東日本大震災の発生当時、三菱地所は東京駅近くの「丸ビル」や「横浜ランドマークタワー」など主要ビル10棟で帰宅困難者を約3500人受け入れた。この経験を踏まえ、当時と同規模の受け入れを想定して食料や水、毛布、簡易トイレなどを3日分そろえ、イスラム教の戒律に沿ったハラル対応の食品も用意する。

丸の内運営事業部の大庭敏夫主幹は「当時、情報を求める人が多かった」と指摘。刻々と変わる交通情報やニュースの発信を続けられるよう、施設内の大型モニターの電源を非常用発電につなぐことにしたという。

「逃げ込める街」づくりを進める森ビルでは、被害確認や帰宅困難者受け入れなどの初動業務を担う社員約280人をあらかじめ決定。再開発が進んだことで、港区の「六本木ヒルズ」「虎ノ門ヒルズ」「麻布台ヒルズ」の3地区などの合計で、受け入れ人数は約1万4000人にまで増えた。備蓄食料の一部は子供や高齢者向け、アレルギーやハラル対応とするなど配慮している。

外資系企業や訪日客が多い地域であるため、日本語と英語に対応した案内看板を用意し、非常時に平易な単語でコミュニケーションを取る訓練を行うなど多言語対応も強化。細田隆災害対策室事務局長は「受け入れの実効性を高めることは、都市づくりをしている企業にとっての責任だと考えている」と語る。
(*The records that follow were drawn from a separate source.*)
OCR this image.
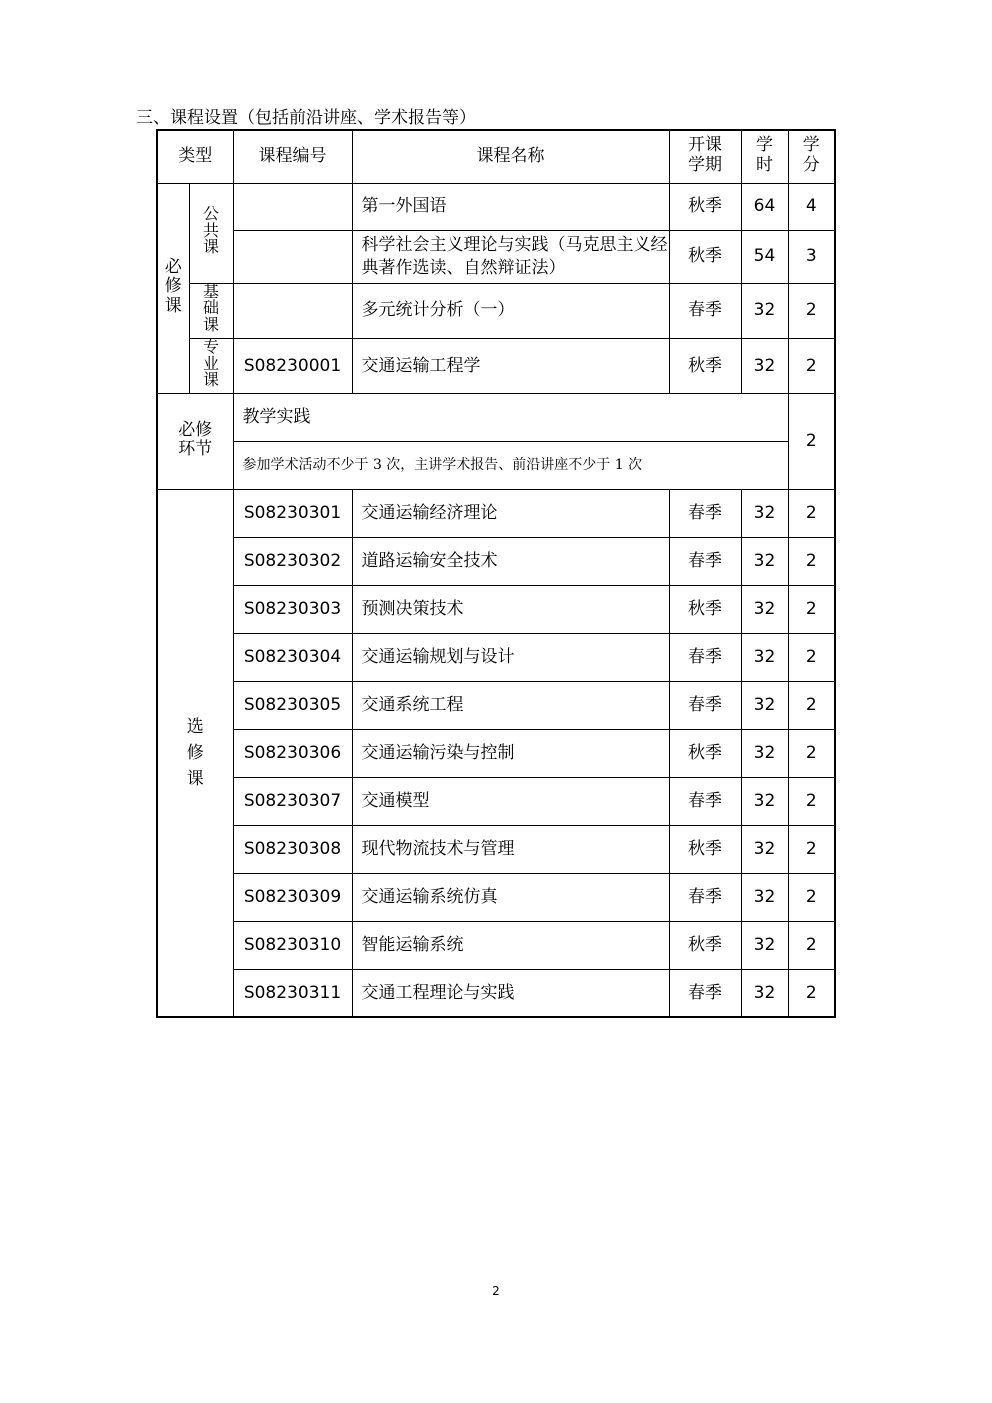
三、课程设置（包括前沿讲座、学术报告等）
类型		课程编号	课程名称	开课学期	学时	学分
必修课	公共课		第一外国语	秋季	64	4
			科学社会主义理论与实践（马克思主义经典著作选读、自然辩证法）	秋季	54	3
	基础课		多元统计分析（一）	春季	32	2
	专业课	S08230001	交通运输工程学	秋季	32	2
必修环节		教学实践				2
		参加学术活动不少于 3 次，主讲学术报告、前沿讲座不少于 1 次				
选修课		S08230301	交通运输经济理论	春季	32	2
		S08230302	道路运输安全技术	春季	32	2
		S08230303	预测决策技术	秋季	32	2
		S08230304	交通运输规划与设计	春季	32	2
		S08230305	交通系统工程	春季	32	2
		S08230306	交通运输污染与控制	秋季	32	2
		S08230307	交通模型	春季	32	2
		S08230308	现代物流技术与管理	秋季	32	2
		S08230309	交通运输系统仿真	春季	32	2
		S08230310	智能运输系统	秋季	32	2
		S08230311	交通工程理论与实践	春季	32	2
2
東急不動産は23年以降、渋谷区とともに災害用ドローン3台を導入した。スピーカーを搭載して上空から渋谷駅周辺の人々を避難誘導する考え。同社の複合施設「渋谷サクラステージ」で最大2935人を受け入れるだけでなく、街全体の防災体制の強化も目指している。

【時事通信社】 〔写真説明〕東日本大震災発生当時に帰宅困難者を受け入れた丸ビル=2011年3月(三菱地所提供、一部画像処理しています) 〔写真説明〕東日本大震災発生時に帰宅困難者を受け入れた丸ビルで、ニュースを見る人たち=2011年3月(三菱地所提供、一部画像処理しています) 〔写真説明〕災害時に分かりやすい平易な言葉で案内する訓練の様子(森ビル提供) 〔写真説明〕災害時の帰宅困難者向けに備蓄品を配る訓練の様子(森ビル提供)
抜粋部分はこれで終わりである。